Align the mask on which dim of the specified target.

apply_method

By default, mul. mul and add is supported to apply mask on pruning target.

mul means the pruning target will be masked by multiply a mask metrix contains 0 and 1, 0 represents masked position, 1 represents unmasked position.

add means the pruning target will be masked by add a mask metrix contains -1000 and 0, -1000 represents masked position, 0 represents unmasked position. Note that -1000 can be configured in the future. add usually be used to mask activation module such as Softmax.

Quantization Specific Configuration Keys

quant_dtype

By default, int8. Support int and uint plus quant bits.

quant_scheme

affine or symmetric.

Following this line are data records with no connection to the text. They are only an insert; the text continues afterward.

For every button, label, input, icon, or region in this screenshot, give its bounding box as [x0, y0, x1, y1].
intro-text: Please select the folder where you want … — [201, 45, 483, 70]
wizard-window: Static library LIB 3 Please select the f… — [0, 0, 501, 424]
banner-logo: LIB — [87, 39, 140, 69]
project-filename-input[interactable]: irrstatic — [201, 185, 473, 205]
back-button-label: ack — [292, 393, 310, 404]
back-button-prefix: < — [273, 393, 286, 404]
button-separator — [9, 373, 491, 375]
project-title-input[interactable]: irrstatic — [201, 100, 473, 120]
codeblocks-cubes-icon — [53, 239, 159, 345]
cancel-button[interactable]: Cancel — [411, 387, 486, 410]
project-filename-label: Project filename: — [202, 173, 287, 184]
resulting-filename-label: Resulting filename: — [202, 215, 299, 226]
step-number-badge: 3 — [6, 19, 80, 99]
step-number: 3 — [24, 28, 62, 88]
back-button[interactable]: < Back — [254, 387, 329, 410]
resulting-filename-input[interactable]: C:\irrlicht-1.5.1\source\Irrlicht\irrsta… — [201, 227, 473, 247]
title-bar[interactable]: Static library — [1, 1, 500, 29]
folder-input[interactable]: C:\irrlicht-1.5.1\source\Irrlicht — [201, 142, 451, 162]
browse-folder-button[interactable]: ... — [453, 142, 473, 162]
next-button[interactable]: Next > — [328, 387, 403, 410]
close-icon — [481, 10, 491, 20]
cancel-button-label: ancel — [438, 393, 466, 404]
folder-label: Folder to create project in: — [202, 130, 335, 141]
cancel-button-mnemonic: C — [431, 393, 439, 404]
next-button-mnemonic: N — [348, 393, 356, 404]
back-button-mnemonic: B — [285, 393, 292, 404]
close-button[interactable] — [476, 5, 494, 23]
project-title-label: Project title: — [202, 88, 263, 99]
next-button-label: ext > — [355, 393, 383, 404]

If this key is not set, the quantization scheme will be choosen by quantizer, most quantizer will apply symmetric quantization.

fuse_names

List[(str,)]. Optional parameter, each tuple defines the module and modules that need to be fused in the first module. Each element in the tuple is the module name in the model. Note that the first module name in each tuple should be in the op_name or op_name_re.

granularity

Used to control the granularity of the target quantization, by default the whole tensor will use the same scale and zero point.

per_channel and list of integer are supported:

  • per_channel: Each (ouput) channel will have their independent scales and zero points.

  • list of integer: The integer list is the block size. Each block will have their independent scales and zero points.

Each sub-config in the config list is a dict, and the scope of each setting (key) is only internal to each sub-config. If multiple sub-configs are configured for the same layer, the later ones will overwrite the previous ones.

Distillation Specific Configuration Keys

lambda

A float number. The scale factor of the distillation loss. The final distil loss for the specific target is lambda * distil_loss_func(student_target, teacher_target).

apply_method

mse or kl.

mse means the MSE loss, usually used to distill hidden states. Please reference mse_loss.

kl means the KL loss, usually used to distill logits. The implementation is kl_div((stu_hs / 2).log_softmax(dim=-1), (tea_hs / 2).softmax(dim=-1), reduction='batchmean') * (2 ** 2), please reference kl_div.